By the way, an apology, my recipes are always in mixed measurements, metric, imperial and the useful American cup, can never decide on just one unit which must make following both frustrating and infuriating!

Raspberry Sorbet
One kilo soft ripe raspberries
One cup of Barr’s Soda Cream With A Twist Of Raspberry
Poach very ripe raspberries until they turn to juice.
Add two tablespoons of Cassis or Kircsh to the well-sieved liquor
Pour into ice cream churner. Refrigerate.

High Summer Fruit Bread and Butter Jelly
Half a kilo very ripe raspberries
Half a kilo red and white currants
Half a kilo mixed other red juicy summer fruits (I used ripe cherries, gooseberries, plums, jostaberries and strawberries)
Two cups of Barr’s Dandelion and Burdock
Two large leaves of Borage
One teaspoon raspberry balsamic (optional)
Poach all the above ingredients (except balsamic) until all turns to juice. Turn into jelly bag and strain (don’t be tempted to squeeze bag) Measure liquor (should be about a litre) and add sugar to taste (approx 12/14 ozs ie 60% fruit juice to 40% sugar depending on sweetness of fruit for a sweet/acid balance) Add balsamic. Bring to a rolling boil for a minute or two. This should reach setting point within that time due to the lack of water used. Bottle in sterilised jars. Spread on real bread and butter. Enjoy, sitting out under blue skies.

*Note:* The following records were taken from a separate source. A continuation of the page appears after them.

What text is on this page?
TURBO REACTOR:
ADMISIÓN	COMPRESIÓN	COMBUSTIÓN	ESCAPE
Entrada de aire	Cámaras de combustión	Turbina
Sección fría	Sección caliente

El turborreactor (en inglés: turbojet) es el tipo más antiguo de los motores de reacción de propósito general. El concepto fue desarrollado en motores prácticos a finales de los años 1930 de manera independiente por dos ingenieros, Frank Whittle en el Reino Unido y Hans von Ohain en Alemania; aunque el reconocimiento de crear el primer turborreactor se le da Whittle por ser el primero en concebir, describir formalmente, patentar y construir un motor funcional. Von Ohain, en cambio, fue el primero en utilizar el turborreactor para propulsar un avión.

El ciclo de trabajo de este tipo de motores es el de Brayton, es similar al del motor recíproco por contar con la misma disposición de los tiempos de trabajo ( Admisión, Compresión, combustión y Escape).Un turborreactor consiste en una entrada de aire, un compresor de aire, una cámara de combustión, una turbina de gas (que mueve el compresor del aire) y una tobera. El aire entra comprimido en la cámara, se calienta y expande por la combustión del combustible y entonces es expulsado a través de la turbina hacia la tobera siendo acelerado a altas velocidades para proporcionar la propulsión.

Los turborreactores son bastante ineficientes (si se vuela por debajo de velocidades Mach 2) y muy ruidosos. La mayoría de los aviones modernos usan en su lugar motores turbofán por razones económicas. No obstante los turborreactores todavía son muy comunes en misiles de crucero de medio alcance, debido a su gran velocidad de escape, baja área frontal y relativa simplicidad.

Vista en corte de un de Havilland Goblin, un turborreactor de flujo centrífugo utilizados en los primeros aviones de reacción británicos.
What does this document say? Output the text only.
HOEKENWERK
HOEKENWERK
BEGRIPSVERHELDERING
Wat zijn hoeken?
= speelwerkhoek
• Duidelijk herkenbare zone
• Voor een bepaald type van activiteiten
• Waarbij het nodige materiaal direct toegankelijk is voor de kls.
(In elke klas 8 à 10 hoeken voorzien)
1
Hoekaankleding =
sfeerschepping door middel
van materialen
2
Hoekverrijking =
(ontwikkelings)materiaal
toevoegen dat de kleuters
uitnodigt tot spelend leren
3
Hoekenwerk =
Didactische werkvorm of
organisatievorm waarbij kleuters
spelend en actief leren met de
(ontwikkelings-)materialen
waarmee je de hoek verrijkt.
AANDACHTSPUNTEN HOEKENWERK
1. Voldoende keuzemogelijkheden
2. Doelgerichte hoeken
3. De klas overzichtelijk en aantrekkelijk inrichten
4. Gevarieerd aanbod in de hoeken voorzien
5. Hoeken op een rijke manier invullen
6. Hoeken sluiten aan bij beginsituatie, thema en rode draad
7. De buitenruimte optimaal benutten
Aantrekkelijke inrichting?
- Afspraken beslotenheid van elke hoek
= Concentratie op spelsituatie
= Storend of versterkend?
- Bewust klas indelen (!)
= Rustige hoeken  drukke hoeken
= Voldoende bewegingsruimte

Thursday, 11 December 2008

Gardening By Firelight


Some of the most enjoyable (and lazy) gardening can be done sitting in an armchair in front of a blazing fire flicking through seed catalogues. Through the window the garden is looking frosty and dormant, but in the imagination the beds are already planted and fruiting with all the new and newly re-cultivated traditional varieties to be found within those tempting archives.
Tonight, as the temperature drops below freezing, I’m drawn to the hot weather herbs Basil Siam Queen, Mrs Burns and Red Robin from Jekka’s Herb Farm and just the downright hot, chilli peppers like the Bulgarian Carrot, Friars Hat or (a warning on the effects of eating these?) the Ring of Fire all available from Simpson’s Seeds.
Sometimes, of course, you need to wait a little longer than the next summer to see the results of all this scheming. Four years ago I planted the intriguingly named apple Pitmarton Pineapple, dating from the 1780’s and waited frustratingly until this autumn to taste the fruit. Well, it was worth all that planning and anticipation, because it is a remarkable fruit with distinctive pineapple fragrance, sweet, crisp flesh and a nutty flavour, but apparently quality can be variable, so I may have to make a habit of patience. That same winter, as I sat over the fruit catalogue from Brogdale ordering the Pitmarton Pineapple, I choose another apple, Ashmend’s Kernal, dating from the turn of the 17th century and was lucky enough to be sent two by mistake, which I planted paired either side of a central path. It has been described as ‘exploding with champagne-sherbet juice infused with a lingering scent of orange blossom’ (Hugh Fearnley-Whittingshall) well I’m not sure about that, but it is certainly good eating. Brogdale holds the British National Fruit Collection and is a must visit online, a great resource as they will graft any species they have in their collection onto any rootstock of your choice. In the photograph a basket of apples before being turned into apple and ginger jam.